Lebanon’s population of 4.5 million currently is hosting 1.5 million refugees from Syria, or one out of every three people is a refugee.

By comparison, imagine the United States feeding, housing and educating 105 million additional people who fled their home with little more than the clothes on their back.

The difference is, “Lebanon is already suffering an economic crisis,” Menassa said, noting that even in 2006 Lebanese were still moving into Syria to escape violence in their country.

(Watch a video on the situation in Lebanon by Catholic Relief Services, below.)

She is aware that in addition to the 2.5 million refugees spread across her country, Jordan and Turkey, another 7 million are internally displaced in Syria, “going from town to town” seeking safety from the fighting.

While they don’t have to fear bullets and bombs in Lebanon, the refugees recently endured the harsh winter that lashed that part of the Middle East with heavy rain, wind and some of the coldest temperatures there in memory.

Soha Menassa

The result is living conditions that would strain the heartiest souls. “They are living in mud, with no running water,” Menassa said. “They have to buy it to drink and wash, then dry the wet things in the sun,” she said, a task made harder by the cold.

The efforts of CRS and the Catholic agency Caritas Lebanon, along with a project of the Good Shepherd Sisters, concentrates on meeting acute needs in the Bekaa Valley in the mountainous northeast of the country.

CRS helped obtain some shelter for the refugees, though it is tight for them. Two hundred families of about nine people each, on average, are occupying 100 tents.

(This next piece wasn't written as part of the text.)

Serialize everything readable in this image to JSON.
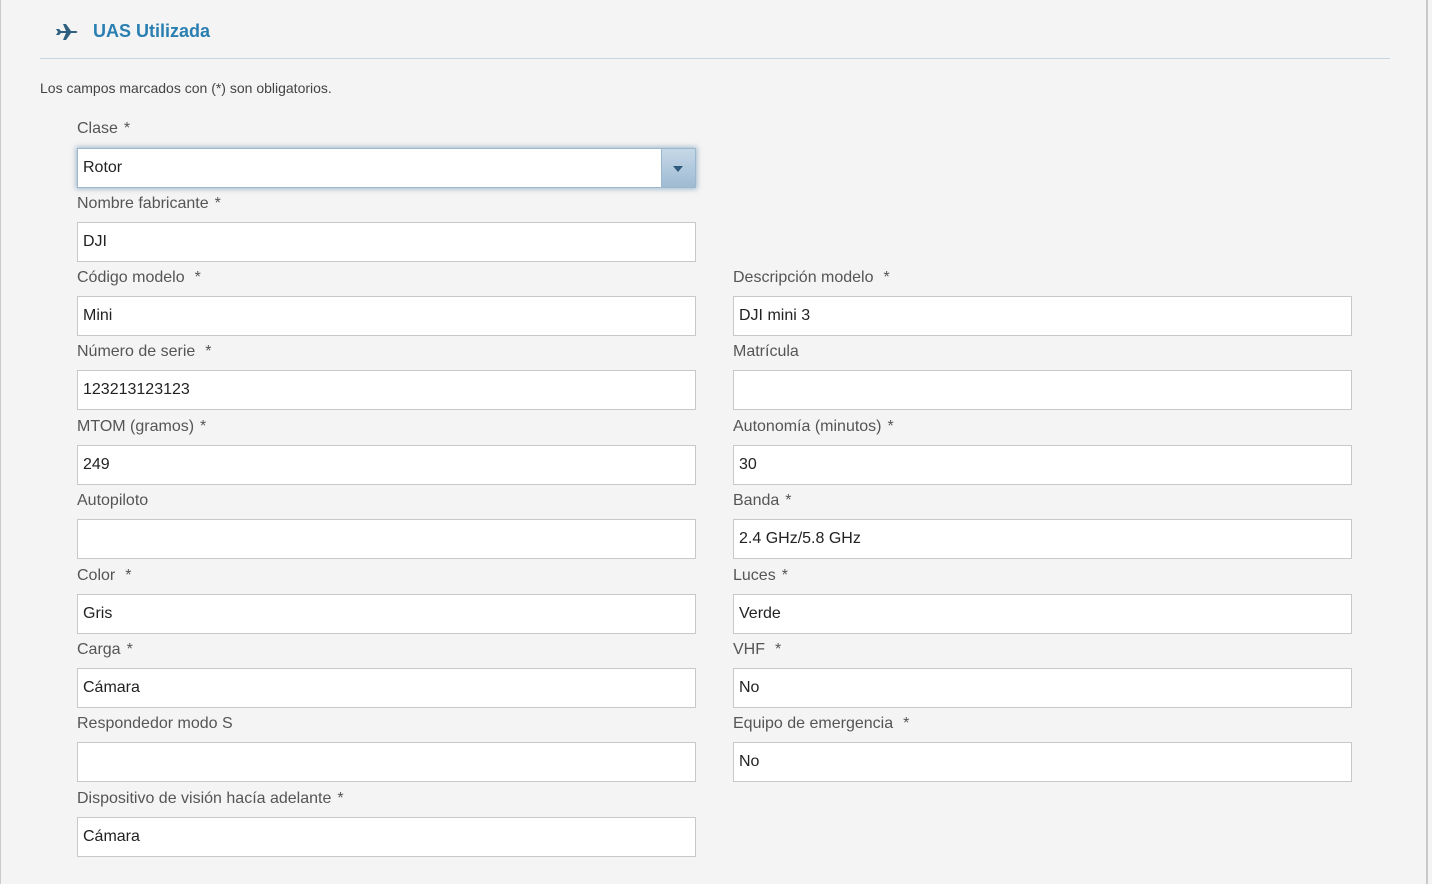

Because of the heavy snow firewood is not available, but the tents connect to electricity for small heaters and lights. They are especially valuable outside the tents to keep wolves at bay, Menassa said.

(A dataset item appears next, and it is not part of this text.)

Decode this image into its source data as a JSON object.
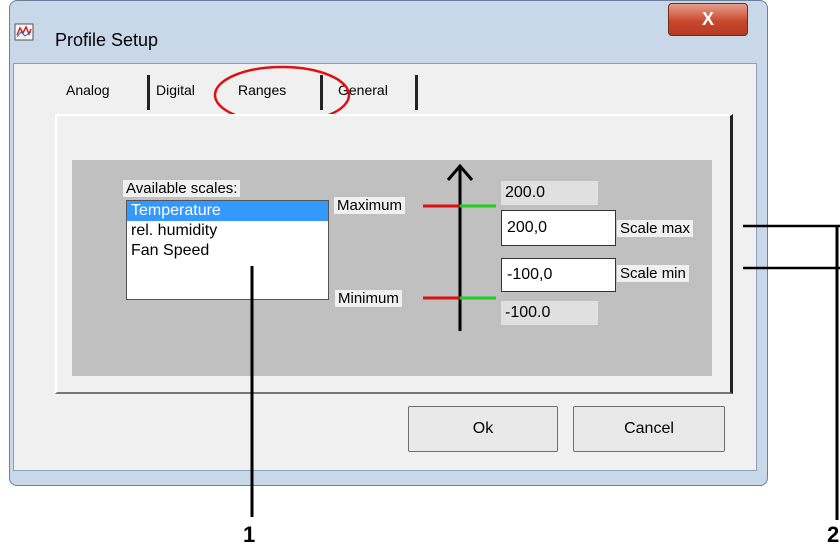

Beyond providing food and basic needs, the tents do offer a safe space for children who nonetheless report they are lonely because many are not enrolled in schools. Lebanon has opened its public schools to refugees, even though its social institutions are buckling under the strain of providing for so many newcomers.

Nevertheless, many children work to earn money for their family in the absence of their father. Most refugees are women and children under 11, according to United Nations data.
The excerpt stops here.